16Da erwiderte Joseph dem Pharao: O nein, ich nicht; aber Gott wird etwas offenbaren, was dem Pharao zum Heile gereicht.
17Da erzählte der Pharao dem Joseph: Mir träumte, ich stehe am Ufer des Nil.
18Da stiegen aus dem Nil sieben Kühe herauf, fetten Leibes und von stattlichem Aussehen, und weideten im Riedgras.
19Nach ihnen aber stiegen sieben andere Kühe herauf, elend und überaus häßlich anzusehen und mageren Leibes - nie habe ich in ganz Ägypten etwas so Häßliches gesehen wie sie!
20Hierauf fraßen die mageren und häßlichen Kühe die sieben ersten, die fetten Kühe.
21Aber auch als sie sie hineingefressen hatten, merkte man nichts davon, daß sie sie gefressen hatten, vielmehr war ihr Aussehen häßlich wie zuvor. Da erwachte ich.
22Weiter aber sah ich im Traume sieben Ähren an einem Halme wachsen, die waren voll und schön.
23Nach ihnen aber sproßten sieben taube, dürre, vom Ostwind versengte Ähren auf,
24und die dürren Ähren verschlangen die sieben schönen Ähren. Das erzählte ich den Schriftkundigen, aber keiner kann mir Bescheid geben.
25Da antwortete Joseph dem Pharao: Die Träume des Pharao sind gleichbedeutend; Gott hat dem Pharao vorausverkündigt, was er demnächst thun wird.
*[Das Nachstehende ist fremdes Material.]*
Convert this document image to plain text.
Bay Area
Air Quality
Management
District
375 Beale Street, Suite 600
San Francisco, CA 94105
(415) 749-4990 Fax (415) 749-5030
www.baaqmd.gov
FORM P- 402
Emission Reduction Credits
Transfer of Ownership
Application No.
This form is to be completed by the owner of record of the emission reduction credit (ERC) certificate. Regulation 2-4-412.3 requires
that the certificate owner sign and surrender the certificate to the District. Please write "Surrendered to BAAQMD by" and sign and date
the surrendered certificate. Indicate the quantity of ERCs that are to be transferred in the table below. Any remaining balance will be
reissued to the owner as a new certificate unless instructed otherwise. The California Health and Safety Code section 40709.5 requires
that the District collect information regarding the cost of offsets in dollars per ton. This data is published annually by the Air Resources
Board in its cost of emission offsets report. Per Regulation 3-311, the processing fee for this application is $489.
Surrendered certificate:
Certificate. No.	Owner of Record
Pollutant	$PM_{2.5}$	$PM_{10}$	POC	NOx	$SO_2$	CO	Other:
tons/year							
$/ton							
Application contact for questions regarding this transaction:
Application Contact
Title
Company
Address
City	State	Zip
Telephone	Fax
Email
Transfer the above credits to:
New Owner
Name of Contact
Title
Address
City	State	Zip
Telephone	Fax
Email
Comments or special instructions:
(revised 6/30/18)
26Die sieben schönen Kühe bedeuten sieben Jahre, und die sieben schönen Ähren bedeuten sieben Jahre - beide Träume sind gleichbedeutend.
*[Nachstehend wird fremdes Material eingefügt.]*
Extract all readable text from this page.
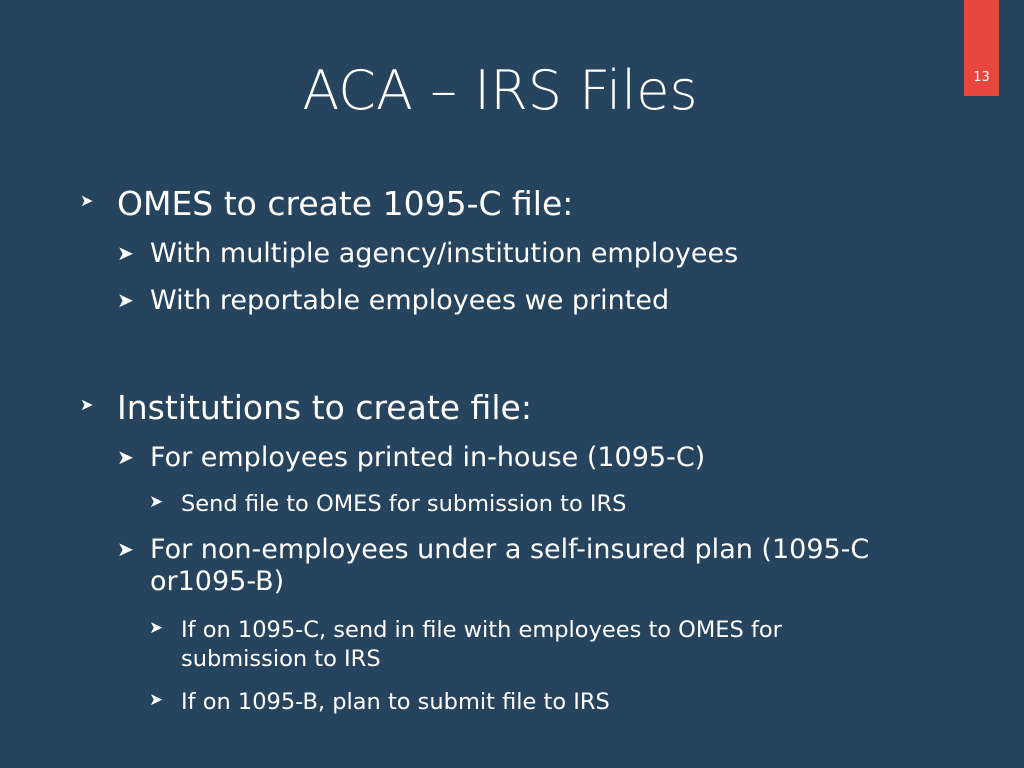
13
ACA – IRS Files
➤ OMES to create 1095-C file:
➤ With multiple agency/institution employees
➤ With reportable employees we printed
➤ Institutions to create file:
➤ For employees printed in-house (1095-C)
➤ Send file to OMES for submission to IRS
➤ For non-employees under a self-insured plan (1095-C or1095-B)
➤ If on 1095-C, send in file with employees to OMES for submission to IRS
➤ If on 1095-B, plan to submit file to IRS
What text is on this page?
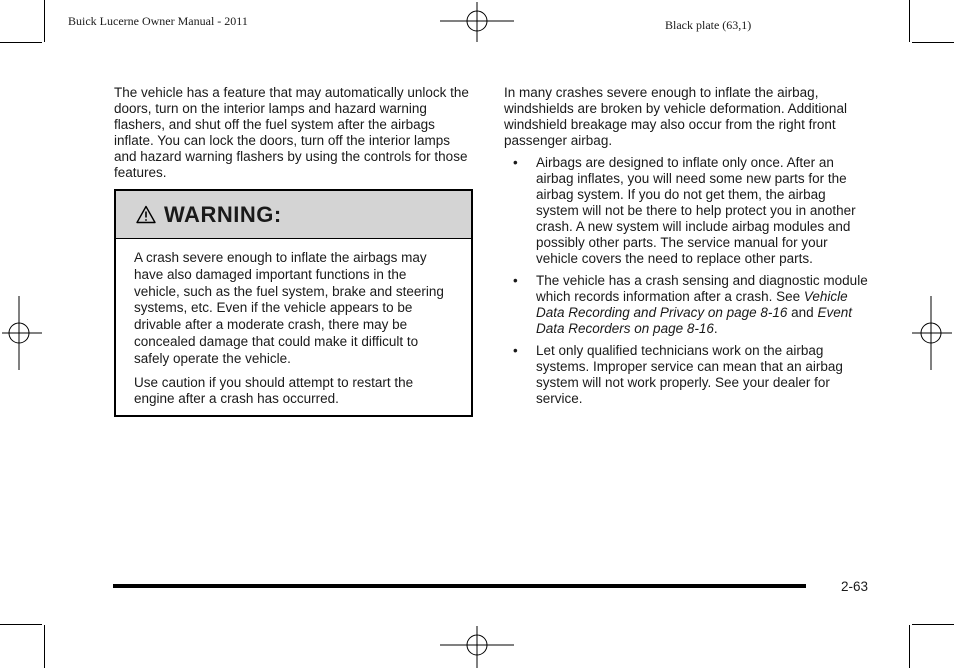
Buick Lucerne Owner Manual - 2011	Black plate (63,1)

The vehicle has a feature that may automatically unlock the doors, turn on the interior lamps and hazard warning flashers, and shut off the fuel system after the airbags inflate. You can lock the doors, turn off the interior lamps and hazard warning flashers by using the controls for those features.

WARNING:

A crash severe enough to inflate the airbags may have also damaged important functions in the vehicle, such as the fuel system, brake and steering systems, etc. Even if the vehicle appears to be drivable after a moderate crash, there may be concealed damage that could make it difficult to safely operate the vehicle.

Use caution if you should attempt to restart the engine after a crash has occurred.

In many crashes severe enough to inflate the airbag, windshields are broken by vehicle deformation. Additional windshield breakage may also occur from the right front passenger airbag.

• Airbags are designed to inflate only once. After an airbag inflates, you will need some new parts for the airbag system. If you do not get them, the airbag system will not be there to help protect you in another crash. A new system will include airbag modules and possibly other parts. The service manual for your vehicle covers the need to replace other parts.
• The vehicle has a crash sensing and diagnostic module which records information after a crash. See Vehicle Data Recording and Privacy on page 8-16 and Event Data Recorders on page 8-16.
• Let only qualified technicians work on the airbag systems. Improper service can mean that an airbag system will not work properly. See your dealer for service.
2-63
27Und die sieben mageren und häßlichen Kühe, die nach ihnen heraufstiegen, bedeuten sieben Jahre, und die sieben leeren, vom Ostwind versengten Ähren sind, wie sich zeigen wird, sieben Hungerjahre.
28Deshalb habe ich vorhin zum Pharao gesagt: Was Gott zu thun vorhat, hat er dem Pharao gezeigt!
29Es kommen jetzt sieben Jahre, da wird großer Überfluß in ganz Ägypten herrschen.
30Nach ihnen aber werden sieben Hungerjahre eintreten, so daß ganz in Vergessenheit geraten wird, welcher Überfluß in Ägypten herrschte, und der Hunger wird das Land aufreiben;
31und man wird nichts mehr wissen von dem Überfluß im Lande infolge dieser Hungersnot, die hinterdrein kommt, denn sie wird überaus drückend sein.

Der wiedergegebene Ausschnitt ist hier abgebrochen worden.